Posted by on Jul 24, 2010 in Blog | 0 comments

While my friend Dylan Meconis is at San Diego Comic-Con, I am taking care of her cats and dog. The first printed volume of Dylan’s excellent webcomic Family Man just came out, and I’ve gotta say, it works much better as a tactile book than a website. (Though the Family Man website, with it’s flaking pages and trompe l’oeil accessories is probably as close to being tactile as anything on the internet. She gave me great WordPress advice for this site, and maybe some day I will implement more of it.)

I could write a whole list of reasons why Family Man is such a good comic (through-composed, novelistic scope; amazingly rigorous historical research; costume porn), but one reason stands out for me personally: it is an honest treatment of Characters Who Are Intellectuals. This is actually something I care a lot about. There are way, waaay too many stories out there about college professors, architects, classical composers, writers (oh, writers!), world-renowned anthropologists/violinists etc. etc. where the main thrust of the entire narrative seems to taunt “See? See? Beneath all his pretensions of intellectual superiority, he is just a regular shmoe like anyone else! In fact worse! He cheats on his wife and sleeps with his students and gets drunk and wakes up in the morning and looks at his own haggard, stubbly face in the metaphorical bathroom mirror!”

As much fun as it might be to take this strawman out of the attic for a good whacking session now and then, it’s a tremendous missed opportunity. Intellectuals, as a class, have pretty unique and interesting internal lives of a specific sort not necessarily found in the middle- or working- class hero. When the protagonist is a scholar, when he lives in the realm of ideas, the writer has the chance to create a true novel of ideas, a work in which the characters and plot can serve as a playground (or battleground) for abstract theories or beliefs in a particularly raw, even allegorical, way. At the end of a great story-about-intellectuals, such as the movie Pi or the book Elizabeth Costello, we find ourselves worried less about what will actually happen to the character (will Max Cohen be captured by the Wall St. goons or the radical Hassids? will Elizabeth live long enough to reconcile with her family?) than by what direction their thoughts take (can Max’s capacious brain discern an underlying order to the universe? can Elizabeth’s atheism coexist with her belief in the positive existence of Evil?) Back to Family Man: though I’m somewhat interested to see which characters turn out to be werewolves, I’m on the edge of my seat waiting to see if Luther Levy fully accepts atheism or regains his religion.

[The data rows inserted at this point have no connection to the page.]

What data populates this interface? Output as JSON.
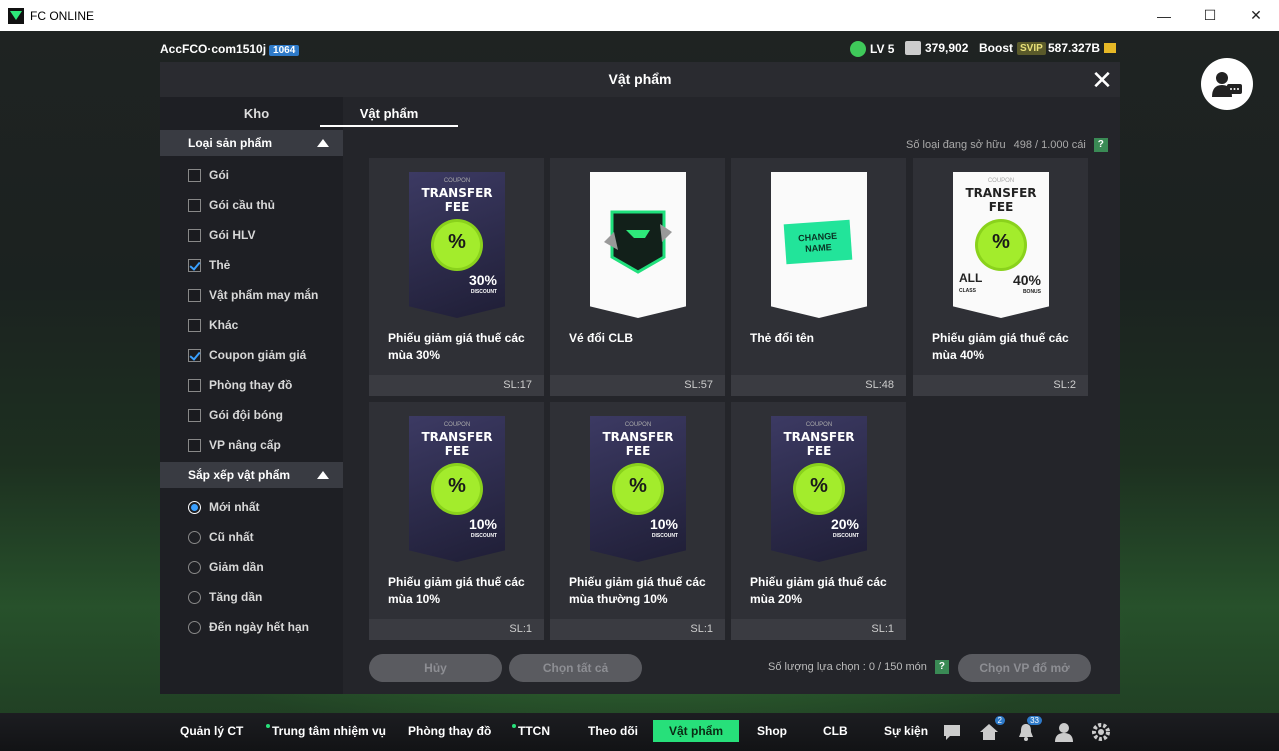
{
  "window": {
    "title": "FC ONLINE",
    "minimize": "—",
    "maximize": "☐",
    "close": "✕"
  },
  "topbar": {
    "account": "AccFCO·com1510j",
    "account_badge": "1064",
    "level": "LV 5",
    "shield_value": "379,902",
    "boost_label": "Boost",
    "svip": "SVIP",
    "balance": "587.327B"
  },
  "modal": {
    "title": "Vật phẩm",
    "close": "✕",
    "tabs": [
      "Kho",
      "Vật phẩm"
    ],
    "filter_section": "Loại sản phẩm",
    "filters": [
      {
        "label": "Gói",
        "checked": false
      },
      {
        "label": "Gói cầu thủ",
        "checked": false
      },
      {
        "label": "Gói HLV",
        "checked": false
      },
      {
        "label": "Thẻ",
        "checked": true
      },
      {
        "label": "Vật phẩm may mắn",
        "checked": false
      },
      {
        "label": "Khác",
        "checked": false
      },
      {
        "label": "Coupon giảm giá",
        "checked": true
      },
      {
        "label": "Phòng thay đồ",
        "checked": false
      },
      {
        "label": "Gói đội bóng",
        "checked": false
      },
      {
        "label": "VP nâng cấp",
        "checked": false
      }
    ],
    "sort_section": "Sắp xếp vật phẩm",
    "sorts": [
      {
        "label": "Mới nhất",
        "selected": true
      },
      {
        "label": "Cũ nhất",
        "selected": false
      },
      {
        "label": "Giảm dần",
        "selected": false
      },
      {
        "label": "Tăng dần",
        "selected": false
      },
      {
        "label": "Đến ngày hết hạn",
        "selected": false
      }
    ],
    "owned_label": "Số loại đang sở hữu",
    "owned_value": "498 / 1.000 cái",
    "help": "?",
    "items": [
      {
        "name": "Phiếu giảm giá thuế các mùa 30%",
        "qty": "SL:17",
        "kind": "coupon",
        "coupon": "COUPON",
        "fee": "TRANSFER FEE",
        "pct": "30",
        "disc": "DISCOUNT"
      },
      {
        "name": "Vé đổi CLB",
        "qty": "SL:57",
        "kind": "club"
      },
      {
        "name": "Thẻ đổi tên",
        "qty": "SL:48",
        "kind": "rename",
        "change": "CHANGE",
        "nameword": "NAME"
      },
      {
        "name": "Phiếu giảm giá thuế các mùa 40%",
        "qty": "SL:2",
        "kind": "coupon-white",
        "coupon": "COUPON",
        "fee": "TRANSFER FEE",
        "pct": "40",
        "disc": "BONUS",
        "all": "ALL",
        "classlbl": "CLASS"
      },
      {
        "name": "Phiếu giảm giá thuế các mùa 10%",
        "qty": "SL:1",
        "kind": "coupon",
        "coupon": "COUPON",
        "fee": "TRANSFER FEE",
        "pct": "10",
        "disc": "DISCOUNT"
      },
      {
        "name": "Phiếu giảm giá thuế các mùa thường 10%",
        "qty": "SL:1",
        "kind": "coupon",
        "coupon": "COUPON",
        "fee": "TRANSFER FEE",
        "pct": "10",
        "disc": "DISCOUNT"
      },
      {
        "name": "Phiếu giảm giá thuế các mùa 20%",
        "qty": "SL:1",
        "kind": "coupon",
        "coupon": "COUPON",
        "fee": "TRANSFER FEE",
        "pct": "20",
        "disc": "DISCOUNT"
      }
    ],
    "btn_cancel": "Hủy",
    "btn_select_all": "Chọn tất cả",
    "select_count": "Số lượng lựa chọn : 0 / 150 món",
    "btn_choose": "Chọn VP đổ mở"
  },
  "nav": {
    "items": [
      "Quản lý CT",
      "Trung tâm nhiệm vụ",
      "Phòng thay đồ",
      "TTCN",
      "Theo dõi",
      "Vật phẩm",
      "Shop",
      "CLB",
      "Sự kiện"
    ],
    "home_badge": "2",
    "bell_badge": "33"
  },
  "colors": {
    "accent": "#27e07a",
    "coupon_seal": "#a3ec2c",
    "check": "#3aa0ff"
  }
}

And this doesn’t necessarily have to be deadly serious. Without belaboring the topic too much longer, this relates to what I tried to do with “Apostrophobia,” my regular funny cartoon in the Columbia Spectator. Tired of the “college humor” whose basic joke was that, for all our academic pretensions, college students are basically lazy, indulgent, sex-crazed, alcoholic morons (the “VanWilder” school of comedy), I tried to invert the joke and show that the most hilarious thing about Columbia students was our very commitment to academia, that we voluntarily withdrew from contemporary society at large – and in many cases, from the contingent realm itself – to immerse ourselves in a universe of total abstraction. Engineers excepted.

I recently found a passage where Slavoj Žižek stole my idea and expressed better:

“[I]t is true that the space of the comic is the space between the dignified symbolic mask and the ridiculous vulgarity of ordinary life, with its petty passions and weaknesses; the properly comic procedure, however, is not simply to undermine the dignified mask (or task or sublime passion) through the intrusion of everyday reality, but enact a kind of structural short circuit or, rather, exchange of places between the two in which the very dignified mask/task/passion appears as a pathetic idiosyncrasy, an utterly human weakness.”

By the way, with all this high-fallutin’ talk, I hope you still do care what happens to Kafir. By now it’s been revealed that the “government guys” who rented all the other rooms in the motel are in fact ICE police, and they’ve got Kafir’s personal hero, Ernesto Alvarez himself! Hopefully you caught the mentions of Ernesto on page 5, page 19, and/or page 27 so that his appearance isn’t completely out of the blue.